Szczególna kontrola ITD: właściciela pojazdu uspokajała policja, a Daily przeładowano o 6,4 tony

Rumuńskie „busy” z ładunkami warzyw to temat, który opisywałem już kilkukrotnie. Skrajnie przeładowane pojazdy pojawiały się już bowiem w komunikatach ITD, za każdym razem zaskakując poziomem swojego przeładowania (więcej na ten temat tutaj).

W ubiegłym tygodniu kolejny tego typu transport zatrzymano na drodze krajowej nr 94. Wyniki ważenia po raz kolejny były zatrważające, a przy okazji odnotowano dodatkowe problemy. Właściciela samochodu musiał bowiem uspokajać patrol policji, podczas gdy sam pojazd musiał trafić na pełnowymiarową naczepę-lawetę.

Komunikat WITD Rzeszów:

Dwóch obywateli Rumunii – kierowca i pasażer busa awanturowali się podczas kontroli prowadzonej przez inspektorów transportu drogowego. Interweniowała Policja.

W dniu 4 kwietnia  2019r. inspektorzy z Wojewódzkiego Inspektoratu Transportu Drogowego w Rzeszowie z wykorzystaniem motocykla służbowego prowadzili kontrole ukierunkowane na ważenie pojazdów w miejscowości Parkosz na drodze krajowej nr 94. W ramach tych działań zatrzymany do kontroli został między innymi samochód dostawczy należący do rumuńskiego przewoźnika. Jak się okazało białe Iveco, które wartość dopuszczalnej masy całkowitej zgodnie z wpisem w dowodzie rejestracyjnym miało określoną na poziomie 3500kg wykorzystywane było do transportu warzyw, które docelowo miały trafić do Rumunii.

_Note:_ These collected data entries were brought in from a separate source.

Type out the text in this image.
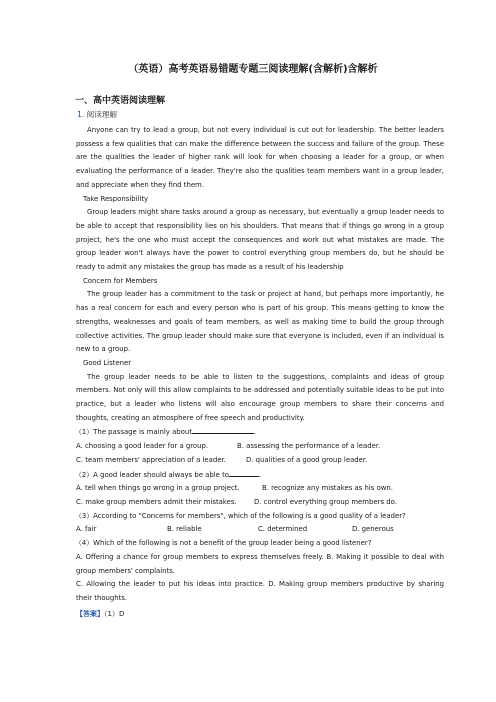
（英语）高考英语易错题专题三阅读理解(含解析)含解析
一、高中英语阅读理解
1. 阅读理解

Anyone can try to lead a group, but not every individual is cut out for leadership. The better leaders possess a few qualities that can make the difference between the success and failure of the group. These are the qualities the leader of higher rank will look for when choosing a leader for a group, or when evaluating the performance of a leader. They're also the qualities team members want in a group leader, and appreciate when they find them.

Take Responsibility

Group leaders might share tasks around a group as necessary, but eventually a group leader needs to be able to accept that responsibility lies on his shoulders. That means that if things go wrong in a group project, he's the one who must accept the consequences and work out what mistakes are made. The group leader won't always have the power to control everything group members do, but he should be ready to admit any mistakes the group has made as a result of his leadership

Concern for Members

The group leader has a commitment to the task or project at hand, but perhaps more importantly, he has a real concern for each and every person who is part of his group. This means getting to know the strengths, weaknesses and goals of team members, as well as making time to build the group through collective activities. The group leader should make sure that everyone is included, even if an individual is new to a group.

Good Listener

The group leader needs to be able to listen to the suggestions, complaints and ideas of group members. Not only will this allow complaints to be addressed and potentially suitable ideas to be put into practice, but a leader who listens will also encourage group members to share their concerns and thoughts, creating an atmosphere of free speech and productivity.

（1）The passage is mainly about	.
A. choosing a good leader for a group.	B. assessing the performance of a leader.
C. team members' appreciation of a leader.	D. qualities of a good group leader.
（2）A good leader should always be able to	.
A. tell when things go wrong in a group project.	B. recognize any mistakes as his own.
C. make group members admit their mistakes.	D. control everything group members do.
（3）According to "Concerns for members", which of the following is a good quality of a leader?
A. fair	B. reliable	C. determined	D. generous
（4）Which of the following is not a benefit of the group leader being a good listener?

A. Offering a chance for group members to express themselves freely. B. Making it possible to deal with group members' complaints.

C. Allowing the leader to put his ideas into practice. D. Making group members productive by sharing their thoughts.

【答案】（1）D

Niestety już na pierwszy rzut oka dostawczak wydawał się mocno przeładowany. Fakt ten tylko potwierdziło zważenie pojazdu, a wynik tej kontroli to stwierdzona rzeczywista masa samochodu wynosząca niemal 10 ton bez stu kilogramów. Jakby tego było mało od samego początku zarówno kierowca jak też pasażer, który okazał się właścicielem busa zachowywali się agresywnie w stosunku do kontrolujących ich inspektorów. Wobec braku reakcji na wydawane polecenia i niechęć poddania się kontroli, inspektorzy zdecydowali o wezwaniu policji. Przybyli na miejsce funkcjonariusze wraz z inspektorami doprowadzili do finalizacji kontroli.

Ta ostatecznie zakończyła się nałożeniem mandatu karnego w wysokości 500zł, zatrzymaniem dowodu rejestracyjnego z uwagi na wycieki płynów eksploatacyjnych oraz odholowaniem dostawczego Iveco na parking strzeżony do czasu usunięcia nieprawidłowości ze względu na wspomniany zły stan techniczny oraz znaczne przekroczenie dmc.